Sans faire un inventaire exhaustif des victimes de cette campagne, nous avons noté quelques cas qui sont caricaturaux : un candidat d’un parti a été accusé par les lobbies pro-Kagamé d’être un petit fils d’un des leaders de la Révolution de 1959. Donc, pour eux, un « génocidaire ». Une autre a été accusée d’être la fille d’une journaliste qui donne la parole aux opposants au régime de Kagame. Enfin « l’Ultima ratio regum» de ces puissants lobbies est de dire que les candidats collaborent ou ont collaboré avec une asbl qui ose dire que le FPR de Paul Kagame en général et son armée APR en particulier, ont commis des crimes de guerre et crimes contre l’Humanité et que le régime viole systématiquement les droits de l’homme. Cette association n’invente pourtant rien car elle ne fait que reprendre le contenu des rapports des ONG qui ont été produits à ce sujet.
Hélas, cela suffit pour priver certains jeunes belges d’origine rwandaise de leurs droits politiques sans qu’ils soient défendus par les partis auxquels ils avaient adhéré tellement les lobbies pro-Kagame sont omnipuissants en Belgique.
Vulgarisateurs zélés et écoutés
Il est vrai que la campagne est menée par des vulgarisateurs (pour ne pas dire des Vuvuzela) zélés. En première ligne on trouve un certain Alain Destexhe, un sénateur belgo-rwandais. Celui-ci est plus connu pour ses éclats médiatiques que pour son travail parlementaire.
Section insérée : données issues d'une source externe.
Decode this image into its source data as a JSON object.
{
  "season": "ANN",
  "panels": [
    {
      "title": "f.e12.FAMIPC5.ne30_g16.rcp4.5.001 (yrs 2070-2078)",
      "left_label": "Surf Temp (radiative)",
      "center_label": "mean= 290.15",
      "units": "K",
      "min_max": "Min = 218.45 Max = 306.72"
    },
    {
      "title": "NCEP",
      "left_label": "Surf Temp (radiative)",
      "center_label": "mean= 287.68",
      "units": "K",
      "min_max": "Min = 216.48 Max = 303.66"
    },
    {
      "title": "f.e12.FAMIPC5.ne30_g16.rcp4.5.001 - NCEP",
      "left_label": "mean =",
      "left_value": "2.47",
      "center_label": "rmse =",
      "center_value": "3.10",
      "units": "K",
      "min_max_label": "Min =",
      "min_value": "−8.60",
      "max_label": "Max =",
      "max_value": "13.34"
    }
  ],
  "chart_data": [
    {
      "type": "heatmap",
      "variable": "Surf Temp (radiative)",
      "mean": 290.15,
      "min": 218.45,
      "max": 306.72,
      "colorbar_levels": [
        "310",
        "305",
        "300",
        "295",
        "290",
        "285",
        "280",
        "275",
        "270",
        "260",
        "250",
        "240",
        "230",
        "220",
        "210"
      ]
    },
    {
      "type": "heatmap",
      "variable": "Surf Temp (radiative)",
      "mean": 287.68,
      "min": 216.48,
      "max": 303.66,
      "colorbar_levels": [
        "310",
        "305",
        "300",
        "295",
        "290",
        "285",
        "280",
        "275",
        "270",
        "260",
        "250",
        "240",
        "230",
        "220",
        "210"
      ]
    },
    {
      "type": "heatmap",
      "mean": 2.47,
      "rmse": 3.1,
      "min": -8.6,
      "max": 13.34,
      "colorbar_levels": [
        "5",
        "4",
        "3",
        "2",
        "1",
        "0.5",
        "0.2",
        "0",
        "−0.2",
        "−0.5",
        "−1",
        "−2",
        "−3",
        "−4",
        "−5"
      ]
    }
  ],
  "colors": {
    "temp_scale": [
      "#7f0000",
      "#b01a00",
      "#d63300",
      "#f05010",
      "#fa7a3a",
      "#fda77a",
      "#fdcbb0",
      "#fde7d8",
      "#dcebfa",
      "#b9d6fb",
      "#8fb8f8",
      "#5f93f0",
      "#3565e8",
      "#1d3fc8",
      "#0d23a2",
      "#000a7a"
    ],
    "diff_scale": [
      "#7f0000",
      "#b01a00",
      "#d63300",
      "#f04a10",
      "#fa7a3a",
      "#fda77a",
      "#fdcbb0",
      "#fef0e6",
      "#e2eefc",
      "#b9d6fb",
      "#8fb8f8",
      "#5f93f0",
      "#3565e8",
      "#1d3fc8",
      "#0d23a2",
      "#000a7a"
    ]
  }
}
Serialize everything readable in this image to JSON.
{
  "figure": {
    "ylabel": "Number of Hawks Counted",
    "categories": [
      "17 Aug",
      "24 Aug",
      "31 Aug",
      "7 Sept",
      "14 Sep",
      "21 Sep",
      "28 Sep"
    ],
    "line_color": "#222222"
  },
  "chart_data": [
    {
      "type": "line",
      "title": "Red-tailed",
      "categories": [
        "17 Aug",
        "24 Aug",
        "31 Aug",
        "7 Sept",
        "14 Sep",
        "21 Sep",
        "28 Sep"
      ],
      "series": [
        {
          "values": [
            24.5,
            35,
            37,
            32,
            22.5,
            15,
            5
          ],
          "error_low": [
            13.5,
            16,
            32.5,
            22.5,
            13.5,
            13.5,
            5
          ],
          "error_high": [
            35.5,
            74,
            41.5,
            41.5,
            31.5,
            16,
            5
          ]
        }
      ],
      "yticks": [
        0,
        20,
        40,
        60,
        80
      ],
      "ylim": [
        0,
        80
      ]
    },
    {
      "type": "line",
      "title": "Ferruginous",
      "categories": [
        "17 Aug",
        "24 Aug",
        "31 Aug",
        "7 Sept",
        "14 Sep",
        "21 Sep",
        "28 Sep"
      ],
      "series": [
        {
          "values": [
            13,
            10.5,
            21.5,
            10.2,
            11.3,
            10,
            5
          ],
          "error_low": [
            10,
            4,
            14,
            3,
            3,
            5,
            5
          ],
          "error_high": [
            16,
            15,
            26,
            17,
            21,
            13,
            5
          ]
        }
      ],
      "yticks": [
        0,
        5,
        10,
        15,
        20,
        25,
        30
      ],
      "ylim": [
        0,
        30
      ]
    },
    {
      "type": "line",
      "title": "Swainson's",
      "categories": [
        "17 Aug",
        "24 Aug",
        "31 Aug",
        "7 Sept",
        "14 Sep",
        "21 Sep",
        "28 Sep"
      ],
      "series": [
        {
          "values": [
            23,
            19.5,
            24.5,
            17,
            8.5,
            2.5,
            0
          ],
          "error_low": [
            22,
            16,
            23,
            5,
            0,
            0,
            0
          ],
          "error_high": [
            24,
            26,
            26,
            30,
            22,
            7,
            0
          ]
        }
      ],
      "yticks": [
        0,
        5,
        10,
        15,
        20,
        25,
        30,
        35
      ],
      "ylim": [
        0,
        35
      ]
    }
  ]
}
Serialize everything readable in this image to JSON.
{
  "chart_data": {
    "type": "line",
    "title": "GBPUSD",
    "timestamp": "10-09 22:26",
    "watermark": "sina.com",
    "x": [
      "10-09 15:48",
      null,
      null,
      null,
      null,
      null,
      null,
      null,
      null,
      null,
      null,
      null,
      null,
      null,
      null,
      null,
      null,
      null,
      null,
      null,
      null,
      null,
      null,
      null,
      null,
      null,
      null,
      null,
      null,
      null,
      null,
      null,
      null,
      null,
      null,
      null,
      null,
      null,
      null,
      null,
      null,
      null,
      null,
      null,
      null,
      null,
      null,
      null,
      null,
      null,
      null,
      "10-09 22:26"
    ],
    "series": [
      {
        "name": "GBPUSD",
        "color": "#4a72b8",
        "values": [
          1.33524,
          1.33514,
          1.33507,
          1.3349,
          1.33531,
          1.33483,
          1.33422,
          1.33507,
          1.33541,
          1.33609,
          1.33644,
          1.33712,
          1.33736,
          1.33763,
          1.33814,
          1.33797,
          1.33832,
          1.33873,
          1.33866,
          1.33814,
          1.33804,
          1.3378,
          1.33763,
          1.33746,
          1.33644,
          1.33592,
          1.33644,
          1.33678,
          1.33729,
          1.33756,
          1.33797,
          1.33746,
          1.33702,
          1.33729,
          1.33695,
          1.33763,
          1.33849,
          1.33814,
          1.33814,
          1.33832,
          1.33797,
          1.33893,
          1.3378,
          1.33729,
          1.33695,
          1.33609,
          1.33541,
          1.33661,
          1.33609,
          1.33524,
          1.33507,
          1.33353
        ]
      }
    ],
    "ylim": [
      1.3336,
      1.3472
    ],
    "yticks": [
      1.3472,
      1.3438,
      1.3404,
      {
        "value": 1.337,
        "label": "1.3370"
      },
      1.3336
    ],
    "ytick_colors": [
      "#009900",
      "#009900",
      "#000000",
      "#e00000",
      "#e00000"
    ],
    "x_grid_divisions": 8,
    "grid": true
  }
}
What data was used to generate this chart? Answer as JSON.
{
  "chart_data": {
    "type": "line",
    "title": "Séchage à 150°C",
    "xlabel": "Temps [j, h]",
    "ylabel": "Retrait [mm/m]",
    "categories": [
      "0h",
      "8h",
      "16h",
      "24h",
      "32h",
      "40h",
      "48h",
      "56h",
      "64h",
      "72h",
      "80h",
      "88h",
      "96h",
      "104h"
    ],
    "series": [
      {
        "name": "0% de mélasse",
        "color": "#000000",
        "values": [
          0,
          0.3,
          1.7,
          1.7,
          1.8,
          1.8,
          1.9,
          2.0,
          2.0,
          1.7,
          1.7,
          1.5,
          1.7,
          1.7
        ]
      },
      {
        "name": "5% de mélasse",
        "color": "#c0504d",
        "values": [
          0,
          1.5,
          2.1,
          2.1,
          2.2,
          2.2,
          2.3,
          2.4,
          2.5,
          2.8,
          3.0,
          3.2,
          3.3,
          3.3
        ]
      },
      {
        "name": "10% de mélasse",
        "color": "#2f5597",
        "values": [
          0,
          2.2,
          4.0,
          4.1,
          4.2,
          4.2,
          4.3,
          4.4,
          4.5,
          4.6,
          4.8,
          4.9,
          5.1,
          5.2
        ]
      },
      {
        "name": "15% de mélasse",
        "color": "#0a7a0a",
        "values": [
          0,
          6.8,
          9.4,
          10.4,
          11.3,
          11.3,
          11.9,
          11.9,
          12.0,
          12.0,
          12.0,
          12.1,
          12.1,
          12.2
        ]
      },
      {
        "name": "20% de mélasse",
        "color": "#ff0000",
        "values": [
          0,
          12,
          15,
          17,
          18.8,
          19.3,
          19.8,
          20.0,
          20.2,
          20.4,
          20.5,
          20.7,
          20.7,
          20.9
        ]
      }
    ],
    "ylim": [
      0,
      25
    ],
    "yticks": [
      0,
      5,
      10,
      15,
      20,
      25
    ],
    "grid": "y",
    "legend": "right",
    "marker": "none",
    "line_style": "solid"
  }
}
Il a ainsi défrayé la chronique dans des affaires de corruption et de conflits d’intérêts depuis Kinshasa (RDC) jusqu’à Bakou (Azerbaïdjan) en passant par Paris (France). L’autre est la journaliste du Soir connue comme « spécialiste de la région des Grands Lacs surtout du Rwanda », la trop célèbre Colette Braeckman. Grande admiratrice (adoratrice) devant l’Eternel de Paul Kagame (d’abord comme tutsi comme elle l’a affirmé), elle a accompagné sa conquête du Rwanda depuis l’Ouganda dans les années 1987 jusqu’aujourd’hui. Elle n’hésite pas à falsifier grossièrement les faits historiques quand il faut voler médiatiquement au secours de son idole Paul Kagame.
Conclusion
Le problème est essentiellement politique et est donc d’autant plus difficile à résoudre. La portée des attaques du régime de Paul Kagame relayées par ses lobbies de Belgique est d’ordre politique. Les formations politiques démocratiques auxquelles appartiennent ces jeunes devraient avoir le courage d’y répondre car les arguments ne manquent pas. Mais quand on connaît les calculs politiques, les compromis à la « belge »…on ne peut qu’être pessimiste. Quant au volet judiciaire, il est le plus facile à gérer. Les intéressés peuvent se défendre car ceux qui les accusent d’être « négationnistes ou génocidaires » doivent être déférés devant la justice pour donner des preuves de ces graves accusations.